9.2 This Agreement constitutes the entire agreement and understanding between the parties as to the subject matter hereof and supersedes all prior discussions or agreements between the parties with respect to such subject matter, and neither party shall be bound by any conditions, definitions, warranties, understandings or representations with respect to such subject matter other than as expressly provided herein. This Agreement may not be modified or amended or supplemented except in writing duly executed by the duly authorized representatives of both parties. If any provision of this Agreement is declared to be invalid or unenforceable, such invalid or unenforceable provision shall be deemed struck from this Agreement, but only in the jurisdiction in which such provision was declared invalid or unenforceable, and the enforceability of the remaining provisions of this Agreement shall not in any way be affected or impaired thereby. This Agreement shall be binding upon and inure to the benefit of the parties hereto and their respective successors and permitted assigns, and shall not confer any rights or remedies upon any person or entity not a party hereto.

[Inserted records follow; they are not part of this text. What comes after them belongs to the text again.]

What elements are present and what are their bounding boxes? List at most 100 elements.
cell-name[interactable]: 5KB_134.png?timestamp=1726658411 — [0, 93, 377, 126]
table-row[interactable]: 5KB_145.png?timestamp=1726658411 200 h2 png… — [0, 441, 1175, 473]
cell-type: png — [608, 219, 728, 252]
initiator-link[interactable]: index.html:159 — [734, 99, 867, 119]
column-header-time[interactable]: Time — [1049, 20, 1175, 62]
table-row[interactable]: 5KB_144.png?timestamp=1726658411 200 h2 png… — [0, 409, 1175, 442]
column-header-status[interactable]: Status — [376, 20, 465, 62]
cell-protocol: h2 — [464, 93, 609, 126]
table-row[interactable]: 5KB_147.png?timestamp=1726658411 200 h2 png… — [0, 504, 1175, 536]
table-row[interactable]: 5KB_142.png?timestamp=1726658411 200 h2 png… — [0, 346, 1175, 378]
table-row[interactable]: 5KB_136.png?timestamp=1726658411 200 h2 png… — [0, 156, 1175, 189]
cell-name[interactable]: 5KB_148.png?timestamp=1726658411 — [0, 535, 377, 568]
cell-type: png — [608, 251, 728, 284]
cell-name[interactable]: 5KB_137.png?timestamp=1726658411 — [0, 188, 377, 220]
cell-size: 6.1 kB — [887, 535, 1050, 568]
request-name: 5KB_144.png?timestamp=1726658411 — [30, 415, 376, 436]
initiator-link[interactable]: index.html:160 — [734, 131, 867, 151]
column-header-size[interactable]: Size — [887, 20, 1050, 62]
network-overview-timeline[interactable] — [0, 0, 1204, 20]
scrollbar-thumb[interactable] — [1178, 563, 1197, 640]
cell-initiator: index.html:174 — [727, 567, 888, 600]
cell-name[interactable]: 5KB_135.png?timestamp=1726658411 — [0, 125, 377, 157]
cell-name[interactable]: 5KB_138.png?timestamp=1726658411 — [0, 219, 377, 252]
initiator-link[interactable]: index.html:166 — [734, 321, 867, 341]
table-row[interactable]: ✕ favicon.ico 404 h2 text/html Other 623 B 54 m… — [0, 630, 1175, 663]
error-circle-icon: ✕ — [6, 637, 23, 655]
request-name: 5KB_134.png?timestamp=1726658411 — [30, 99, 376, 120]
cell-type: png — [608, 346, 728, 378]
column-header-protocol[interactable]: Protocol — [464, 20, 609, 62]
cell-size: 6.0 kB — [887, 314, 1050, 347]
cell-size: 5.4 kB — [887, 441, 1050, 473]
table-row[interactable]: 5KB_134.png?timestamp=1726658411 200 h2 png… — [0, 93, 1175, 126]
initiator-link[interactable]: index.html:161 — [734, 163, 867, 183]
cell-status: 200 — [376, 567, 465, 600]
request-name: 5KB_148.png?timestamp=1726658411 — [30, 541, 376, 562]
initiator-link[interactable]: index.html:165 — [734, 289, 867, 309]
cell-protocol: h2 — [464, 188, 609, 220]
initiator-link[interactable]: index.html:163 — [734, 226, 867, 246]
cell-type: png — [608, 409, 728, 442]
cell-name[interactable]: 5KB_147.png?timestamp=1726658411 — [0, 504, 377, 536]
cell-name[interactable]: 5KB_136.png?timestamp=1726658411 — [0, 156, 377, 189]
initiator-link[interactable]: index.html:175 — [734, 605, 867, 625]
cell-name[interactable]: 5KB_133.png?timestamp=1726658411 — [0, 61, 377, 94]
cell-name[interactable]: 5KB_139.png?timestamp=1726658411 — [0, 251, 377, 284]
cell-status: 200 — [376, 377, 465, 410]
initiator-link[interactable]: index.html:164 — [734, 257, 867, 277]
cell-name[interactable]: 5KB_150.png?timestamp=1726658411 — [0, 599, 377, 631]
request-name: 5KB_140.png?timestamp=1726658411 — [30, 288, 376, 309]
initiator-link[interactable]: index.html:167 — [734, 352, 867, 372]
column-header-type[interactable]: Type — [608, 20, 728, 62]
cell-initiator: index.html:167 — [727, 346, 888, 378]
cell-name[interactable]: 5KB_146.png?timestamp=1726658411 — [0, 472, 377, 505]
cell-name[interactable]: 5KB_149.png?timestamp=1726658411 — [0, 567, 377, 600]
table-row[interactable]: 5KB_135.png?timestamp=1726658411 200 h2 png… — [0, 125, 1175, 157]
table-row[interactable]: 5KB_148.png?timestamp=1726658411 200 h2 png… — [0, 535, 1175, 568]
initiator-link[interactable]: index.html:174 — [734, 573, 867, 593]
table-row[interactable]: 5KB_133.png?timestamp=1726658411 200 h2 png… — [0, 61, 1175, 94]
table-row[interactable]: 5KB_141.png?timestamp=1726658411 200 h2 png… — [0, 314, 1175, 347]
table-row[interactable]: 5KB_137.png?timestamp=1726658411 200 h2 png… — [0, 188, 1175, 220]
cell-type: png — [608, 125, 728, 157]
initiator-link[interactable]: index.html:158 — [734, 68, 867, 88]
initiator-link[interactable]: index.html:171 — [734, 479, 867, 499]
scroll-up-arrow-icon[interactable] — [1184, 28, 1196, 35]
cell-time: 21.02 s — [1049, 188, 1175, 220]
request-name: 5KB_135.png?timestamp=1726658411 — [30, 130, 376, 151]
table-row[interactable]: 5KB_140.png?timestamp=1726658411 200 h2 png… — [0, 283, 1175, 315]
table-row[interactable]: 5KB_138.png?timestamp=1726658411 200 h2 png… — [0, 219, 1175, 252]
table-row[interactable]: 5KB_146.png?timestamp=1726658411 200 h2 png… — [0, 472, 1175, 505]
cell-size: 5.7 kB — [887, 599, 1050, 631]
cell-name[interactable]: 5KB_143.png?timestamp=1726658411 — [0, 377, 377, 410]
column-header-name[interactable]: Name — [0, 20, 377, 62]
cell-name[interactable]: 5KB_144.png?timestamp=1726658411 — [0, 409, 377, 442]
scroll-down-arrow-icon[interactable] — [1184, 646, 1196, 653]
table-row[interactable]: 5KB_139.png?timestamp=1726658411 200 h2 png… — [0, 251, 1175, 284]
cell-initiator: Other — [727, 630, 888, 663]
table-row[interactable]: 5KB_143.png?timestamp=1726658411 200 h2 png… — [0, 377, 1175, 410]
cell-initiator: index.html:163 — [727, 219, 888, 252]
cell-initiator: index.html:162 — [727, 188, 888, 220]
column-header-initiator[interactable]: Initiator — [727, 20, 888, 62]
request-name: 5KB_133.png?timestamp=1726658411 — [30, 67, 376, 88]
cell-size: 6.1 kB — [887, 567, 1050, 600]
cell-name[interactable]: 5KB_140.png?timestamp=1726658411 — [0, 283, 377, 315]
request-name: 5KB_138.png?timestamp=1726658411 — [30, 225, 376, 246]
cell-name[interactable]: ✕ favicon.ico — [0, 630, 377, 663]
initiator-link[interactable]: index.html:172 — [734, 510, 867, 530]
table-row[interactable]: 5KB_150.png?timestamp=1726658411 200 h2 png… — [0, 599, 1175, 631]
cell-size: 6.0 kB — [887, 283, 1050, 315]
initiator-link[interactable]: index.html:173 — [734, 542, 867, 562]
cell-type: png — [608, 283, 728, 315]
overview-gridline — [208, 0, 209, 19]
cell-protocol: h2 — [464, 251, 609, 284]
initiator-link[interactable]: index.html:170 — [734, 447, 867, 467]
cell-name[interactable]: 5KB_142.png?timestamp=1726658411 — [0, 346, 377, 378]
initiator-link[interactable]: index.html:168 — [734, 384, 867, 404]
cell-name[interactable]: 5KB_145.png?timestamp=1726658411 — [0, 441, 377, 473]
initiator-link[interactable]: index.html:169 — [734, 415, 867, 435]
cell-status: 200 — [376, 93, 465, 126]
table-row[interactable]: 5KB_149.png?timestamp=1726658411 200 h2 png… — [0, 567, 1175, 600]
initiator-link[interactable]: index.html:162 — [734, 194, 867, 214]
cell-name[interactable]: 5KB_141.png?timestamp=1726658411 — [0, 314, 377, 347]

9.3 Except for payments of compensation to SRIC, neither party shall be liable for any delays arising from any event beyond that party’s reasonable control, whether or not foreseeable by either party, including but not limited to, war, acts of terrorism and events related to such acts; fire, flood, accident, adverse weather, insurrections, riots, or civil commotions, labor disturbances; acts of God; or acts, omissions, or delays in acting by any governmental authority, governmental act or regulation, and other causes or events beyond that party’s reasonable control, whether or not similar to those which are enumerated above. In such an event, each party will use all reasonable measures to assist the other party and provide all necessary information upon request in an expeditious manner.
9.4 Section headings are for convenience only and will have no legal or interpretive effect. Words in the singular will be deemed to include the plural and vice-versa.
9.5. This Agreement may be executed in several counterparts and all so executed shall constitute one Agreement, binding on all parties. Facsimile signatures shall be binding pending receipt of the original signatures on the executed Agreement.